I arrive at Charles de Gaulle airport feeling washed out, as though, unbeknown to me, a vampire has been feasting on my blood for the duration of our flight.
The usual, interminable queue greets us at passport control. I fail to see the point of designing a doughnut-shaped terminal building, with several passport control points, if at any given time there is only one member of staff on duty, creating a huge bottleneck. Thankfully Tadpole is unusually calm and is not yet begging to be released from the pushchair and its restraining ‘strapons’.
Our British passports are handed back once the officer has given the pushchair a brief, cursory glance, and I heave a sigh of relief, as I have forgotten to bring a copy of her birth certificate. Again. As Tadpole and I don’t share the same surname, and her passport photo dates back to when she was three weeks old (propped up against my white T-shirt because she was unable to support her own head at that point), the officers could be forgiven for wondering if I am trying to smuggle a random infant into the country. They don’t seem to mind though, as she’s a British citizen today. I suspect the situation would be somewhat different if she was travelling as tétard and not Tadpole. I’ve heard ominous mutterings about the need for an official document signed by Tadpole’s father authorising us to leave le territoire français.
Next ordeal: baggage reclaim. We wait. And wait. And wait some more. I get fidgety and text a friend, then lock the keypad so Tadpole can pretend to make some important business calls:
“Allô? Allô, ca va? Grandad? Postman Pat, black cat, early in the morning, when the day ee dawning, Pat feels he’s a really happy man. Bye!”

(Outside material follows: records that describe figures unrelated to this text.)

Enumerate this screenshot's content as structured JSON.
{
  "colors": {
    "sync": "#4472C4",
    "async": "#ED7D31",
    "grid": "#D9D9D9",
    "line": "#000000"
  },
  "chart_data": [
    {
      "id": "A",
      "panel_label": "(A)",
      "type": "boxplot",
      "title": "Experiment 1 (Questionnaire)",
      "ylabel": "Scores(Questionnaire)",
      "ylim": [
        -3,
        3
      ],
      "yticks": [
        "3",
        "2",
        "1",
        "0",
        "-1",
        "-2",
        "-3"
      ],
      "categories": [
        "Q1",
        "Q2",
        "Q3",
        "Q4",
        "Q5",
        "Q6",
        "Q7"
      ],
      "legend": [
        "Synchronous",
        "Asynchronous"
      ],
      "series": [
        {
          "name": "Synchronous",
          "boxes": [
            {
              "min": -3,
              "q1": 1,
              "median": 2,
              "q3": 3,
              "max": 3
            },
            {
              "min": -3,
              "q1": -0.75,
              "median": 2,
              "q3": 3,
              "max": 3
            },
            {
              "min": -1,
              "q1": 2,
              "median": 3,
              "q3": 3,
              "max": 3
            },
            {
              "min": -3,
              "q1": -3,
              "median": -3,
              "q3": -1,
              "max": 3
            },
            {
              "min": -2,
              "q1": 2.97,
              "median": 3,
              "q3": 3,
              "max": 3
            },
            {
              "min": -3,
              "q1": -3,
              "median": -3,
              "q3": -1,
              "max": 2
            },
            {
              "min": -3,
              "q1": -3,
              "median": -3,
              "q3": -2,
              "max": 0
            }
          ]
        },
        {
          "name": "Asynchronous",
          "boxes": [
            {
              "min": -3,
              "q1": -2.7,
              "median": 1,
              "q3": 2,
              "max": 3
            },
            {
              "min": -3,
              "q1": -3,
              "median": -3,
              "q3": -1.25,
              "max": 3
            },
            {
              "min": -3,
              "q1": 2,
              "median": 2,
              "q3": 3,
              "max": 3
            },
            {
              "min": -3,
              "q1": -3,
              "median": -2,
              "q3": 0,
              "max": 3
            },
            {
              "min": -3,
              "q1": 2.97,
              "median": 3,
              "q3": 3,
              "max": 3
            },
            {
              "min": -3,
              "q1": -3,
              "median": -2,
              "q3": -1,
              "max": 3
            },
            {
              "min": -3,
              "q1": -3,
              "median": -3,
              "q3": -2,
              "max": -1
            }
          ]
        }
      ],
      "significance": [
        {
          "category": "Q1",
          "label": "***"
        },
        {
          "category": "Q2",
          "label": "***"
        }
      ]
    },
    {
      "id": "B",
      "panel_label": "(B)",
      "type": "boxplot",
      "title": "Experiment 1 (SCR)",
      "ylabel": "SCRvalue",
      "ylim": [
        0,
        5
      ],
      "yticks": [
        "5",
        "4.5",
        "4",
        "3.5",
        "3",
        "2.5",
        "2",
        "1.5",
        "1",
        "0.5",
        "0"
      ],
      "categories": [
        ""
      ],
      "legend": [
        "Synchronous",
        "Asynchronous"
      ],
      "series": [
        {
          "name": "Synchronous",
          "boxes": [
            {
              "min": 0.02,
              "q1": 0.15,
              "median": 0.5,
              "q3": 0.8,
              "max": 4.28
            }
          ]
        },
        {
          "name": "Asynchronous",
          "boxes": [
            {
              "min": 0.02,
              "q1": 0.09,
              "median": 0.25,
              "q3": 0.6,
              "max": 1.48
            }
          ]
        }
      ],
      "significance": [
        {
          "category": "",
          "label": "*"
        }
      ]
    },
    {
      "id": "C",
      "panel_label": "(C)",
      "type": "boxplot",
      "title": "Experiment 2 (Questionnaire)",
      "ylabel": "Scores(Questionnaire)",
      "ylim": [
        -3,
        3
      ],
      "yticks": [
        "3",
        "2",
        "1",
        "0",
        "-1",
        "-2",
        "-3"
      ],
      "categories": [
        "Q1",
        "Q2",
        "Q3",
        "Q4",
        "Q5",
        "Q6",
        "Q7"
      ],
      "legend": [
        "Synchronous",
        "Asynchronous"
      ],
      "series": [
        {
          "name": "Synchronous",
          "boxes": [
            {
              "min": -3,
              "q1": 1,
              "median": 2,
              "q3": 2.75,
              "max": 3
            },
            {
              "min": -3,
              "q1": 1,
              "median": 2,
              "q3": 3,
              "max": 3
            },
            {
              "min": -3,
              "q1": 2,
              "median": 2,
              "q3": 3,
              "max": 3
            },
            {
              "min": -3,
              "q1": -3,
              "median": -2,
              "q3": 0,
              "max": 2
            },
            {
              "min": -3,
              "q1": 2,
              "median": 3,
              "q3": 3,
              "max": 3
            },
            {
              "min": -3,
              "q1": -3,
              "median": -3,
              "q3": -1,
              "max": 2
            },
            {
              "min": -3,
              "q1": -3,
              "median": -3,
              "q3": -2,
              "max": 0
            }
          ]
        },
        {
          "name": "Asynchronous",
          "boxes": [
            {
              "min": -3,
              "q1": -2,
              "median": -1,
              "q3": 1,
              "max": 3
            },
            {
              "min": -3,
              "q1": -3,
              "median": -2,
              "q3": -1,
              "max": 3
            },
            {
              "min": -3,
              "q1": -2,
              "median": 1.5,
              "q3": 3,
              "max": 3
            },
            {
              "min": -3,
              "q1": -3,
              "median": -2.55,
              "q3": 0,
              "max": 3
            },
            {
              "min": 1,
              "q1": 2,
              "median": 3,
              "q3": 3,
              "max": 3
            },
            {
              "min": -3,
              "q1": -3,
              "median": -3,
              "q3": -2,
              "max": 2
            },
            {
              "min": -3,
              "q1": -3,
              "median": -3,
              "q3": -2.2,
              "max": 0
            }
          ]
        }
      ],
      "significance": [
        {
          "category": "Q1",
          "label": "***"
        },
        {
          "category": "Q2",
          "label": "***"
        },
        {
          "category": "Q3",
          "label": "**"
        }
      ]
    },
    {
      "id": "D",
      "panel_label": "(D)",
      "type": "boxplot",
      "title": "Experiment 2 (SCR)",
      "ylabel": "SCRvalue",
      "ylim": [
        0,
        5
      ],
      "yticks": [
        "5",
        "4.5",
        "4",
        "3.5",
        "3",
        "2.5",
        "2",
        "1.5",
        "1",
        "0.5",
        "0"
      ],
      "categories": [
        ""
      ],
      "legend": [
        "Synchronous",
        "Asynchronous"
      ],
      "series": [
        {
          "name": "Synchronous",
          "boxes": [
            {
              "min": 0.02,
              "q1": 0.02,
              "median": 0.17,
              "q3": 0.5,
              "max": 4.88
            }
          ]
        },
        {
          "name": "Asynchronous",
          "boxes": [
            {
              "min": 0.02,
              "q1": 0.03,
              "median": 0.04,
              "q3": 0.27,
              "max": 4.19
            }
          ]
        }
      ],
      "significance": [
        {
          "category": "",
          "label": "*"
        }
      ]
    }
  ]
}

I find it impossible to remain calm at baggage reclaim. After only five minutes have elapsed, I am already shaking and having flashbacks to that time when the 60 litre backpack containing all my Christmas presents (plus every pair of shoes I owned) got lost at Amsterdam airport, only to turn up, looking suitably battered and sheepish, approximately one week later. I have not so fond memories of spending several hours painstakingly picking tiny shards of a broken vase out of all my clothing. The last couple of mishaps were far less serious, but sent stress levels soaring all the same. My bag arrived several hours later than I in Madrid, on our recent long weekend away, and Tadpole’s pushchair arrived two whole days late when we went ‘home’ to York for Easter.
Clearly airports and I do not get along.
The little green light starts flashing to signal the imminent arrival of baggage, and I helpfully drag a fat-little-English-Disneyland-Paris-bound-chav* off the conveyor belt, just in the nick of time.
Bags file past. Large ones, small ones, pink Disney ones, suitcases on wheels, holdalls, pushchairs and car seats. No sign of my enormous bag on wheels (which weighed in at an expensive 23 kilos as we are repatriating Tadpole’s early birthday presents). Paranoia sets in. I chew on my lip manically as I scour the crowds for signs of someone wheeling away my suitcase (it happened to a friend recently), and wishing that it had some more distinctive markings on it so that I could identify it reliably from a distance.
“Come on, ” I mutter under my breath, impatiently.
“Come on mummy’s bag, where it is mummy’s bag?” chants Tadpole, gleefully.
And then I spot it, slowly juddering around the conveyor belt in the distance. We are standing well back because I am always worried someone will swing round with an unwieldy suitcase and send Tadpole flying.
“There it is! Look!” I say to Tadpole a little too loudly, overcome as I am with relief. A few heads turn in our direction, but I think nothing of it, at first.
But as the bag approaches, every single person looks my way, one by one, some smirking knowingly, others stifling a giggle. Or laughing out loud. Pointing at my bag.
I am confused. I know it’s a big bag, but that fact alone can’t possibly be the cause of so much amusement. Can it?
The bag is rounding the last curve of the conveyor belt when I suddenly realise what all the fuss is about and start blushing furiously.
There is a cylindrical bulge in the front pocket of my bag. It is vibrating, rather violently, thanks to a set of fresh batteries, purchased only yesterday.
I rue the day my dentist recommended using an electric toothbrush.